Sometimes it can seem as complicated as one of Einstein’s equations, and even then, you can’t get the equation to balance. There’s the story of the young priest, fresh from his theological studies, who, on Trinity Sunday tried to explain all the doctrinal intricacies, and he went on and on, getting more and more tangled in the complex distinctions of theologians. After the homily an elderly woman leaned over and said to the person next to her: “You know, I’ve always believed in the Trinity . . . until now…”
Instead of trying to reason our way through the Trinity, we do much better to try to appreciate how the Trinity affects us, and how it helps us relate more closely to God. I’m going to point out two ways in which this great truth - the Trinity - affects us and helps us.
Observation #1 on the Trinity
First, the Trinity helps us realize how personal God is, and how loving God is. God is not a blind force, a blank, staring, monotonous power out there somewhere. Nor is God some solitary, lonely, isolated, stern, rigid, austere, being... Nor is God like a person who is above anyone else - and knows it - a person without equal, thinking only of himself, haughty, arrogant, aloof, pompous. God is not an isolated person. God is three persons, all three of them equal. Which means that God is, at the core, something like a family, which involves mutual love, relationships, and interaction.
Now this gives us a great insight into God. We can’t comprehend how there can be one God who is three persons. But we can understand something about what God is like because of this.
Because God is a living, loving, relational God, this God goes outward, beyond the divine sphere. God, if I can put it this way, spilled over into creation, and created human beings in God’s own image. God didn’t do this for sport. God did this out of love, so that God could love us and we could love God, and God could enjoy this relationship. At the Last Supper table, Jesus said to his disciples: "Those who love me will keep my word, and my Father will love them, and we will come to them and make our home with them. In today’s Gospel we heard Jesus say: “God so loved the world that he gave his only Son, so that everyone who believes in him might not perish but might have eternal life.”
So, the doctrine of the Trinity teaches us what kind of God we’ve got a loving, living, personal, relational God, who is like a family, and whose love spills over to include us as part of the family.
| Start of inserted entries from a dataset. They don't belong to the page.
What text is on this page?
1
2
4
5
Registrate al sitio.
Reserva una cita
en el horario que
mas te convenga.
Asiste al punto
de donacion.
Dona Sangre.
Observation #2 on the Trinity
That’s one way in which this great truth - the Trinity - affects us and helps us relate to God. The second way is this. I wonder if you and I don’t sell short God’s presence to us. In trying to talk about this living, loving, relational God, we speak of God the Father, God the Son, and God the Holy Spirit. Well... God the Father sent the Son, and then when the Son died, rose and ascended to heaven, the Son sent the Holy Spirit upon us. I wonder if we don’t, unconsciously think of the Spirit as sort of the third string God. God the Father is way up there, and Jesus has gone to sit at the right hand of God... and so we get one of God’s high-ranking ambassadors: the Spirit. Now, we know enough to get it right on a religion test that the Spirit is God. But I wonder if we don’t sell short the presence of the Spirit within us.
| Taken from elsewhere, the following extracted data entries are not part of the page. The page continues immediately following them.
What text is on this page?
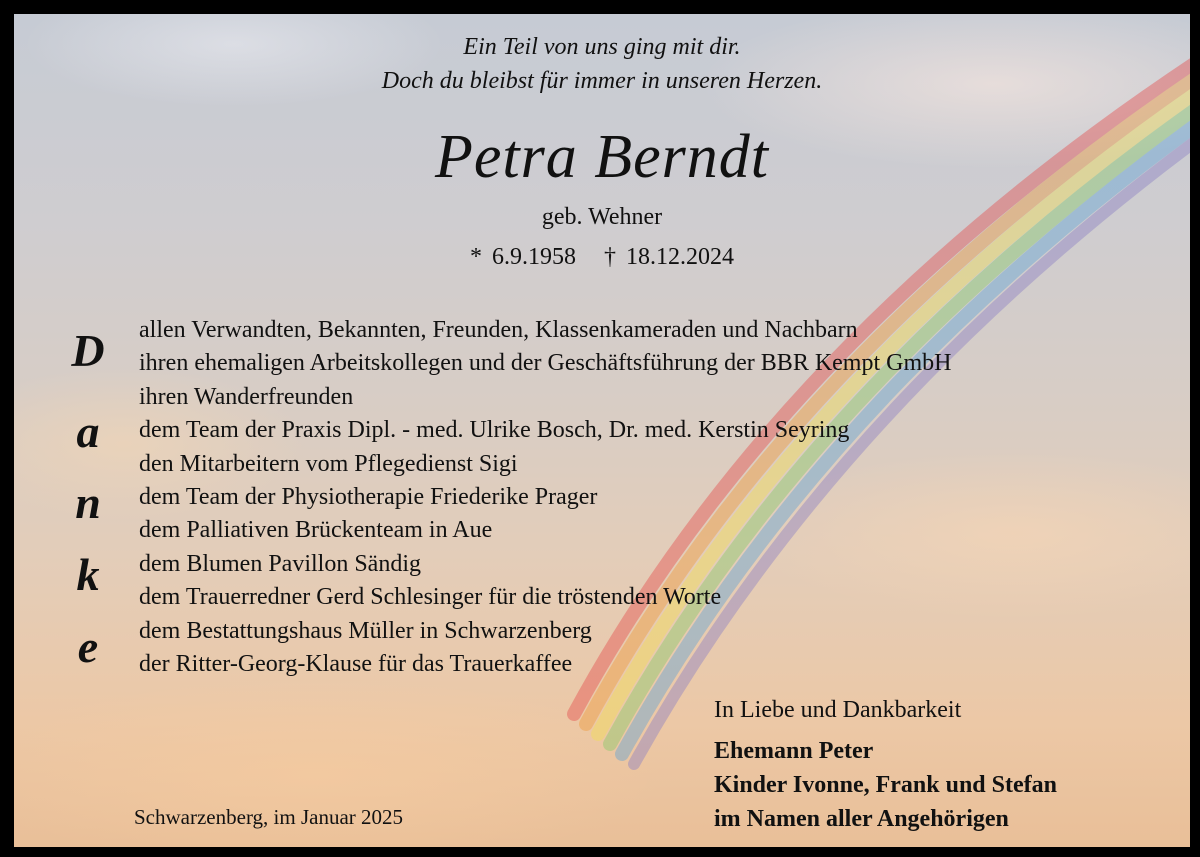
Ein Teil von uns ging mit dir.
Doch du bleibst für immer in unseren Herzen.
Petra Berndt
geb. Wehner
* 6.9.1958 † 18.12.2024
D
a
n
k
e
allen Verwandten, Bekannten, Freunden, Klassenkameraden und Nachbarn
ihren ehemaligen Arbeitskollegen und der Geschäftsführung der BBR Kempt GmbH
ihren Wanderfreunden
dem Team der Praxis Dipl. - med. Ulrike Bosch, Dr. med. Kerstin Seyring
den Mitarbeitern vom Pflegedienst Sigi
dem Team der Physiotherapie Friederike Prager
dem Palliativen Brückenteam in Aue
dem Blumen Pavillon Sändig
dem Trauerredner Gerd Schlesinger für die tröstenden Worte
dem Bestattungshaus Müller in Schwarzenberg
der Ritter-Georg-Klause für das Trauerkaffee
In Liebe und Dankbarkeit
Ehemann Peter
Kinder Ivonne, Frank und Stefan
im Namen aller Angehörigen
Schwarzenberg, im Januar 2025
The truth is, our doctrine of the Trinity teaches us that you can’t have one Person of the Trinity without the other two Persons being present as well. You can’t have one without the other two.
At the Last Supper table, Phillip said to Jesus, “Lord, let us see the Father and then we shall be satisfied.” Jesus said, “To have seen me is to have seen the Father ... I am in the Father and the Father is in me.” Then Jesus told them that he was going away, and they would see him no more, but he would send the Spirit, and would be with them through the Spirit. So, if you have Jesus you have the Father, and if you have the Spirit, you have Jesus.
I think we need to be more aware that the whole, great God, is with us through Jesus, and through the Spirit. At Communion, for example, I don’t simply receive Jesus. I receive the whole, great God. When I am going through a regular day, and realize that the Spirit is within me, it is the whole, great God who is within me wherever I am.
In just a few moments I will baptize Caleb Timothy McCoy. And I shall baptize him “In the name of the Father, and of the Son, and of the Holy Spirit.” When we make the Sign of the Cross upon ourselves (which, perhaps we should do now and then during a given day - it’s a way of pronouncing a blessing upon ourselves), we bless ourselves “In the name of the Father, and of the Son, and of the Holy Spirit.” When we pray the fundamental prayers of the Church, we pray to God the Father, “through Jesus Christ your Son our Lord, who lives with you in the unity of the Spirit, one God, forever and ever. Amen”
We need to think in those grand terms as we go through any given day. It’s not ‘just’ the Spirit who is with me. You can’t have one without the other. It is the ‘whole, great God’ who is with me.
On this Trinity Sunday, we celebrate this wonderful truth. It is the whole, great God who is with me, within me, every second of every day. When I go to sleep, and when I wake up. It’s the ‘whole God.’ Not a delegate. Not a ‘third string’ God. It’s all of God, the fullness of God, the whole God.
Trust me. To think that way, makes a great, great difference. Try thinking that way now and then as you go through the rest of this day. Try thinking that way the rest of your life. And trust me. It will make a great, great difference.